Depuis 1992, année de la commémoration du centenaire de l’expulsion des Juifs d’Espagne, il y a eu dans le pays de Don Quichotte un grand regain d’intérêt pour l’Histoire, la culture et les traditions musicales sépharades, rappelle Ana Alcaide.

“Depuis 1992, de nombreux ensembles musicaux espagnols ont incorporé à leur répertoire des cantiques issus de cette tradition millénaire. Aujourd’hui, l’Espagne a entrepris un important travail de réhabilitation de l’héritage culturel sépharade. Dans les villes espagnoles où les Sépharades ont vécu durant plusieurs siècles, on exhume les vestiges et les traces de la présence de ces derniers.

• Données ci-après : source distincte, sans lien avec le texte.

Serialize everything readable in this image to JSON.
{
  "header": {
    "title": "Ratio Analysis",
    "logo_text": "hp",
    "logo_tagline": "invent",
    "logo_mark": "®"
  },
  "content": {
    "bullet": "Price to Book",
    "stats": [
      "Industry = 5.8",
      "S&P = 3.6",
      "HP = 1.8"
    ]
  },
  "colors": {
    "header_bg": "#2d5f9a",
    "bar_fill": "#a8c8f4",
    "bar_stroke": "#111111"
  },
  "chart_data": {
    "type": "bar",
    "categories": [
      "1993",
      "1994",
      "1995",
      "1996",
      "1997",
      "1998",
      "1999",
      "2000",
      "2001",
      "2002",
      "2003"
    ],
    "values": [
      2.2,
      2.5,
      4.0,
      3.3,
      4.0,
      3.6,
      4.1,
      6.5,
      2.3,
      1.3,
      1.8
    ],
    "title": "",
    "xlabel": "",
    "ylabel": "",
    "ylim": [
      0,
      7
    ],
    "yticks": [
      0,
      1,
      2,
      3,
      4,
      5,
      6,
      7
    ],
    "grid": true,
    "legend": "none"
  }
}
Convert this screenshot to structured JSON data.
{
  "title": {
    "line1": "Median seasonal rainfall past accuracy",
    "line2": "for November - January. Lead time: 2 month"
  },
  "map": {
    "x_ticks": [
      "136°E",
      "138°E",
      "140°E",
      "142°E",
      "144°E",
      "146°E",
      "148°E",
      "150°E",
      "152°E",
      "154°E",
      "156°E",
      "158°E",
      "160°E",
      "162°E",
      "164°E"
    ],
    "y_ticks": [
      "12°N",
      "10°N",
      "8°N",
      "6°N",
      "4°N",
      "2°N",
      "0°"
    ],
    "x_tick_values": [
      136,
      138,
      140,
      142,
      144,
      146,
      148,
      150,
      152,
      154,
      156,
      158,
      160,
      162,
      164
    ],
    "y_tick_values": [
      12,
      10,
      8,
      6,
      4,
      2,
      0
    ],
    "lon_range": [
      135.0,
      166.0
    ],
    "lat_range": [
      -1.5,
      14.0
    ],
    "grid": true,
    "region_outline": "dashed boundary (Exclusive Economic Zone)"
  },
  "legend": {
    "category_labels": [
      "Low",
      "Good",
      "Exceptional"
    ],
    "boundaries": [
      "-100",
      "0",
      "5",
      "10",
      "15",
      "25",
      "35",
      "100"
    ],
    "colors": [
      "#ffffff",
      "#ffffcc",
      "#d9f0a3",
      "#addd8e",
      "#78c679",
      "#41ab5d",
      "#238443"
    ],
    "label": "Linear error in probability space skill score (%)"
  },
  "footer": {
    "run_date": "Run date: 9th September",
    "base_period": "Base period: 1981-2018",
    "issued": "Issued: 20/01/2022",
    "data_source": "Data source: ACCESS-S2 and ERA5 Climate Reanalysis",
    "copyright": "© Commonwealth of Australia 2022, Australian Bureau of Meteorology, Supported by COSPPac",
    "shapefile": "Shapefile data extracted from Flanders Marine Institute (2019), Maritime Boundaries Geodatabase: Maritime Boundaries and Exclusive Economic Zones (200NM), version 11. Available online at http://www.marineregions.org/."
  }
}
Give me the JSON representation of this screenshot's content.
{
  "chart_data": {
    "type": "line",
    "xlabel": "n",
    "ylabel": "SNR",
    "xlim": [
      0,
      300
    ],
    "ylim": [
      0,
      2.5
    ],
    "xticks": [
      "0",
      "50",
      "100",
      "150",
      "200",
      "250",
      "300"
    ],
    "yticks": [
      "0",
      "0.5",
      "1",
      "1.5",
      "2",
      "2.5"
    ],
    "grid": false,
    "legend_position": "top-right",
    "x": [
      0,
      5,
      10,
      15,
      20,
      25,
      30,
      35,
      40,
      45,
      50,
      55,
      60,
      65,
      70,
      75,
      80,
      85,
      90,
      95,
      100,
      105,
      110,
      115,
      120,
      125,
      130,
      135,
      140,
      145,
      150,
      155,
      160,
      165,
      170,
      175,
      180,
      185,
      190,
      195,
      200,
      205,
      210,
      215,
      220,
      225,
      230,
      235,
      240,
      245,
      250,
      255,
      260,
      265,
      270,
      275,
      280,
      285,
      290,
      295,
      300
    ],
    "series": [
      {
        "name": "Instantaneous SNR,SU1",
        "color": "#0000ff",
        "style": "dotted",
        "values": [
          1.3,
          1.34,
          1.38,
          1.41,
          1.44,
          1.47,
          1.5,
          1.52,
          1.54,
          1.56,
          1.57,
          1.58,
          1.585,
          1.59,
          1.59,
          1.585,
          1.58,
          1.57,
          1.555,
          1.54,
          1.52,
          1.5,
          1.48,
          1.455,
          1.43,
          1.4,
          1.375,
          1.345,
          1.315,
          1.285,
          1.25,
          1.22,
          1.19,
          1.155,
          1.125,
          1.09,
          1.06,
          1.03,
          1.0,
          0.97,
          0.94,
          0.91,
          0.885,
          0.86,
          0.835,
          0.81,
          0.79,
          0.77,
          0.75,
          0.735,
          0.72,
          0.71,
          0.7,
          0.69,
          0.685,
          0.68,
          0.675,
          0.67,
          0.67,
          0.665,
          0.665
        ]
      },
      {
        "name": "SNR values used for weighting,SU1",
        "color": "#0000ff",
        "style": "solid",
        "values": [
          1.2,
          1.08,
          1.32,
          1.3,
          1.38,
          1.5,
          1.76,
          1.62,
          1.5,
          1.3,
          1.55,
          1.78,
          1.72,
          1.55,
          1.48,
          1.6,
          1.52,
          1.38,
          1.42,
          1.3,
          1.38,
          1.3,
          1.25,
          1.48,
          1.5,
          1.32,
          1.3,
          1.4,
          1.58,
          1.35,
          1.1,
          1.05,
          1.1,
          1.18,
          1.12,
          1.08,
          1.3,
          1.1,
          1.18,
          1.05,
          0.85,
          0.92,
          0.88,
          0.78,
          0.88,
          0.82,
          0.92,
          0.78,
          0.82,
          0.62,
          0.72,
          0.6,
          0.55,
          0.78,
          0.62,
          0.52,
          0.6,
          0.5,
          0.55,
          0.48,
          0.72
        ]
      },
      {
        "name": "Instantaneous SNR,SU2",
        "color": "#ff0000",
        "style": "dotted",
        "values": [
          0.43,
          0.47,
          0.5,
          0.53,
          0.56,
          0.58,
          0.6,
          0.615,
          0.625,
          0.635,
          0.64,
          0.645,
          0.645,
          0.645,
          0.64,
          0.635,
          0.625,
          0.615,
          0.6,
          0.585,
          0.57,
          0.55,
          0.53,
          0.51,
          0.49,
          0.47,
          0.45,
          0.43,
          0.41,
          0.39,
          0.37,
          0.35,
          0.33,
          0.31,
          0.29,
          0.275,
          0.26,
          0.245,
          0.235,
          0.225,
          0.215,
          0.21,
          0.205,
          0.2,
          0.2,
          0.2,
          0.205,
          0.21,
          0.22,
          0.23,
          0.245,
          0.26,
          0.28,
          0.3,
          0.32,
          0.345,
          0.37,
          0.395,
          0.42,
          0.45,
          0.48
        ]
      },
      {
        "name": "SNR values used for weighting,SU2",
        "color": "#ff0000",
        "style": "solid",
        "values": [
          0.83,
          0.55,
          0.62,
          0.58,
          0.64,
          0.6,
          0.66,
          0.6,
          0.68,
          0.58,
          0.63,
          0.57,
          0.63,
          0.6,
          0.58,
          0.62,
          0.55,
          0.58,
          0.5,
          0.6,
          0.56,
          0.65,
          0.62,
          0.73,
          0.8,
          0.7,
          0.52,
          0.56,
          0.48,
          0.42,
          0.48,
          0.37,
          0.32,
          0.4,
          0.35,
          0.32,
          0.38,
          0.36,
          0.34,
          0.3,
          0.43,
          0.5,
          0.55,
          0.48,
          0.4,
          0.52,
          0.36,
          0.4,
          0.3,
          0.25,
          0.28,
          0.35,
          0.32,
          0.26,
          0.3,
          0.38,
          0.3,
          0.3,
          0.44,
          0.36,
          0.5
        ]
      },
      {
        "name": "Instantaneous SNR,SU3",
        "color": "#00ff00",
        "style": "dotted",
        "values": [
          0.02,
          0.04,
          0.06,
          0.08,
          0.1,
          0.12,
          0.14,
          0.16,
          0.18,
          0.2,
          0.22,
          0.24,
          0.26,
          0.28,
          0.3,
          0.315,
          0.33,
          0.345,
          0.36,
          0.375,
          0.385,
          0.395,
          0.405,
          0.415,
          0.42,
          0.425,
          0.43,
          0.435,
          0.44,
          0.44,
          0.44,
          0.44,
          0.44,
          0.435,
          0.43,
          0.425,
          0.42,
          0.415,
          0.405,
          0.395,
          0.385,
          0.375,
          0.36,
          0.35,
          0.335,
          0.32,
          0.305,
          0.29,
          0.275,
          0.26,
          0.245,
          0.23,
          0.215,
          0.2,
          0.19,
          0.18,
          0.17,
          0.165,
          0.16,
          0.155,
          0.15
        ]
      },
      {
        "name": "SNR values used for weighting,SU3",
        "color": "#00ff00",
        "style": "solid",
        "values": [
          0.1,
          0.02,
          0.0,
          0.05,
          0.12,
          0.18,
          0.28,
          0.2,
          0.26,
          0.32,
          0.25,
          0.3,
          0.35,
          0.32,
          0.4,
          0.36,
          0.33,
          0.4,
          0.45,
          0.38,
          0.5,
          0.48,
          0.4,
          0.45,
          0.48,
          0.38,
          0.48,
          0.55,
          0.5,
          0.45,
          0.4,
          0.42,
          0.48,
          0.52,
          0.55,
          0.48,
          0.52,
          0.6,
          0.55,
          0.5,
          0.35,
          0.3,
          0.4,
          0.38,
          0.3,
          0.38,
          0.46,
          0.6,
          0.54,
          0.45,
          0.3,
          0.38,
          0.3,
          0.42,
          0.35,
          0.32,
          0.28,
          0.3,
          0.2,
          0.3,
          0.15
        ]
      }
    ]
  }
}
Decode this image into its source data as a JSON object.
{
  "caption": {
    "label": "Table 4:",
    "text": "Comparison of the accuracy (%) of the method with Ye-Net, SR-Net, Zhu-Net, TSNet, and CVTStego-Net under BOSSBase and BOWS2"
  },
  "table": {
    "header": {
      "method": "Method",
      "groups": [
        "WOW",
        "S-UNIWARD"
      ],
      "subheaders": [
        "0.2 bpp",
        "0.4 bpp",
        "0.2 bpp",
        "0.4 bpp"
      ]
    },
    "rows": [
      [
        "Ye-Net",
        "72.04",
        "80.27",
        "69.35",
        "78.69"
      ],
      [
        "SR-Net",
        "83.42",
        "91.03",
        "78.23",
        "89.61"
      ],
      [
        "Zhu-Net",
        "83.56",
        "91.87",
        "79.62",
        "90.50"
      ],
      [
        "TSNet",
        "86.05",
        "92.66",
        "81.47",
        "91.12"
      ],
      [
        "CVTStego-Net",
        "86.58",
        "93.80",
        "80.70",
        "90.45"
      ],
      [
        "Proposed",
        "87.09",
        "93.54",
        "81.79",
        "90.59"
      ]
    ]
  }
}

Des dizaines de milliers de touristes découvrent chaque année la grande richesse du prodigieux héritage culturel sépharade espagnol.”

Ana Alcaide a à son actif musical cinq disques CD, dont deux entièrement dédiés à la musique sépharade, Como la Luna y el Sol Comme la Lune et le Soleil– et La Cantiga del fuego Le Cantique du feu-.

Dans ces deux albums, la chanteuse évoque des moments charnières de la vie des Sépharades sur les terroirs espagnols et le traumatisme qui s’abattit sur cette communauté parfaitement bien intégrée dans la société espagnole quand, en 1492, les Rois catholiques promulguèrent une loi inquisitoriale xénophobe, prônant impitoyablement la “pureté du sang”, qui contraignit les Juifs à se convertir au christianisme où à emprunter l’amer chemin de l’exil.

Ana Alcaide, qui se produit régulièrement sur des scènes musicales européennes, en Espagne, en Allemagne, en France, en Italie, au Portugal… n’a pas fini d’élargir son horizon artistique et de nous proposer des musiques envoûtantes pour lesquelles le mot “frontière” n’a aucun sens.

C’est la deuxième fois qu’Ana Alcaide présente un spectacle au Québec. En 2009, elle fut l’une des invitées de marque du Festival des Musiques sacrées de Québec.